Skip to content
Link copied to clipboard

Editorial: The Padilla Sentence

All rise . . .

A federal judge in Miami did the right thing by rejecting the government's request to sentence so-called "dirty bomb" suspect Jose Padilla to life behind bars.

Instead, U.S. District Judge Marcia G. Cooke sentenced Padilla to 17 years and 4 months.

Judge Cooke, who was nominated to the bench by President Bush in 2003, demonstrated her independence and common sense by departing from the federal sentencing guidelines.

Her firm but fair sentence is just the latest setback for the Justice Department, and underscores the need for the government to rein in questionable tactics used to fight terrorists.

This is not to say that Padilla is an angel. Nor was he given a wrist slap. But the case demonstrates that the government can't put itself above the laws that it is duty-bound to enforce.

Padilla, 37, a U.S. citizen and former gang member, was arrested in 2002 on suspicion of being involved in a plot to detonate a radioactive bomb. President Bush declared him an enemy combatant and had him held in a naval brig in South Carolina, rather than in a civilian prison, like other nonmilitary citizens suspected of a crime.

Padilla spent 3 1/2 years in the brig under harsh conditions, including extreme temperature, sound and light.

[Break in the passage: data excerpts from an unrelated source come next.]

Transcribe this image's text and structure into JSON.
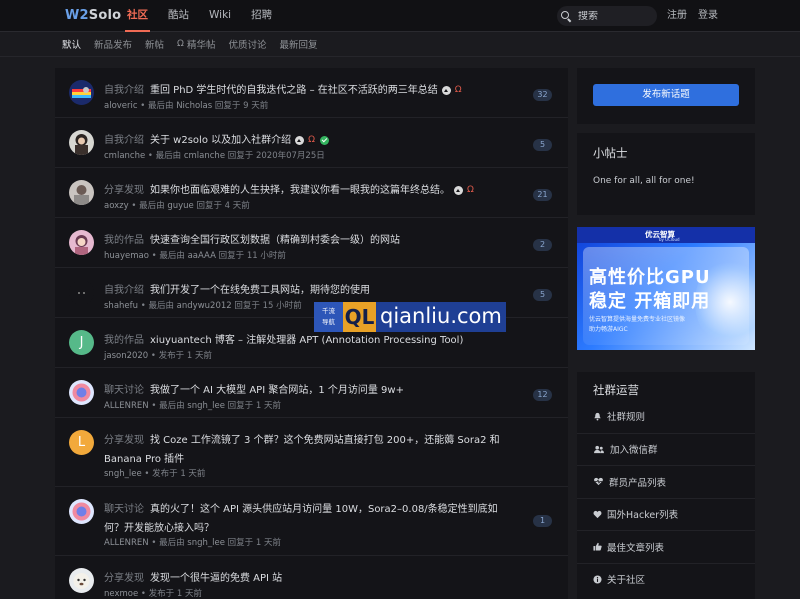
{
  "header": {
    "logo_a": "W2",
    "logo_b": "Solo",
    "nav": [
      "社区",
      "酷站",
      "Wiki",
      "招聘"
    ],
    "search_placeholder": "搜索",
    "register": "注册",
    "login": "登录"
  },
  "subnav": [
    "默认",
    "新品发布",
    "新帖",
    "精华帖",
    "优质讨论",
    "最新回复"
  ],
  "topics": [
    {
      "category": "自我介绍",
      "title": "重回 PhD 学生时代的自我迭代之路 – 在社区不活跃的两三年总结",
      "author": "aloveric",
      "sep": "•",
      "action": "最后由",
      "last_user": "Nicholas",
      "verb": "回复于",
      "time": "9 天前",
      "count": "32"
    },
    {
      "category": "自我介绍",
      "title": "关于 w2solo 以及加入社群介绍",
      "author": "cmlanche",
      "sep": "•",
      "action": "最后由",
      "last_user": "cmlanche",
      "verb": "回复于",
      "time": "2020年07月25日",
      "count": "5"
    },
    {
      "category": "分享发现",
      "title": "如果你也面临艰难的人生抉择，我建议你看一眼我的这篇年终总结。",
      "author": "aoxzy",
      "sep": "•",
      "action": "最后由",
      "last_user": "guyue",
      "verb": "回复于",
      "time": "4 天前",
      "count": "21"
    },
    {
      "category": "我的作品",
      "title": "快速查询全国行政区划数据（精确到村委会一级）的网站",
      "author": "huayemao",
      "sep": "•",
      "action": "最后由",
      "last_user": "aaAAA",
      "verb": "回复于",
      "time": "11 小时前",
      "count": "2"
    },
    {
      "category": "自我介绍",
      "title": "我们开发了一个在线免费工具网站，期待您的使用",
      "author": "shahefu",
      "sep": "•",
      "action": "最后由",
      "last_user": "andywu2012",
      "verb": "回复于",
      "time": "15 小时前",
      "count": "5"
    },
    {
      "category": "我的作品",
      "title": "xiuyuantech 博客 – 注解处理器 APT (Annotation Processing Tool)",
      "author": "jason2020",
      "sep": "•",
      "action": "",
      "last_user": "",
      "verb": "发布于",
      "time": "1 天前",
      "count": ""
    },
    {
      "category": "聊天讨论",
      "title": "我做了一个 AI 大模型 API 聚合网站，1 个月访问量 9w+",
      "author": "ALLENREN",
      "sep": "•",
      "action": "最后由",
      "last_user": "sngh_lee",
      "verb": "回复于",
      "time": "1 天前",
      "count": "12"
    },
    {
      "category": "分享发现",
      "title": "找 Coze 工作流镜了 3 个群？这个免费网站直接打包 200+，还能薅 Sora2 和 Banana Pro 插件",
      "author": "sngh_lee",
      "sep": "•",
      "action": "",
      "last_user": "",
      "verb": "发布于",
      "time": "1 天前",
      "count": ""
    },
    {
      "category": "聊天讨论",
      "title": "真的火了！这个 API 源头供应站月访问量 10W，Sora2–0.08/条稳定性到底如何？开发能放心接入吗？",
      "author": "ALLENREN",
      "sep": "•",
      "action": "最后由",
      "last_user": "sngh_lee",
      "verb": "回复于",
      "time": "1 天前",
      "count": "1"
    },
    {
      "category": "分享发现",
      "title": "发现一个很牛逼的免费 API 站",
      "author": "nexmoe",
      "sep": "•",
      "action": "",
      "last_user": "",
      "verb": "发布于",
      "time": "1 天前",
      "count": ""
    }
  ],
  "sidebar": {
    "new_topic": "发布新话题",
    "tips_title": "小帖士",
    "tips_text": "One for all, all for one!",
    "ops_title": "社群运营",
    "ops": [
      "社群规则",
      "加入微信群",
      "群员产品列表",
      "国外Hacker列表",
      "最佳文章列表",
      "关于社区"
    ]
  },
  "ad": {
    "brand": "优云智算",
    "brand_sub": "by UCloud",
    "line1": "高性价比GPU",
    "line2": "稳定 开箱即用",
    "line3": "优云智算提供海量免费专业社区镜像",
    "line4": "助力畅游AIGC"
  },
  "watermark": {
    "cn1": "千流",
    "cn2": "导航",
    "ql": "QL",
    "site": "qianliu.com"
  },
  "colors": {
    "accent": "#f06b55",
    "primary_button": "#2f6fde",
    "badge_bg": "#273246",
    "badge_text": "#8aa6cf"
  }
}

He was denied a mattress, his Koran, human contact, and access to his lawyer.

Only when the U.S. Supreme Court was about to decide whether Padilla's detention violated his constitutional rights did the government back down and transfer him to the federal court system - where he should have been all along. It was a telling move, given the Bush administration's usual home-court advantage with the high court.

The initial accusations - announced with great fanfare by then-Attorney General John Ashcroft - were eventually dropped. Padilla was ultimately convicted of conspiracy to murder, maim or kidnap people overseas and providing material support to terrorist groups.

At sentencing, Judge Cooke noted that there was no evidence linking Padilla and his two co-defendants to specific terrorism acts anywhere.

That singular observation served as a rebuke of the Bush administration, which, in its understandable zeal to fight terrorism since 9/11, lost sight of the guiding principals and inherent freedoms that separate America from tyrannies. The United States can't fight terrorists and thugs by acting like one.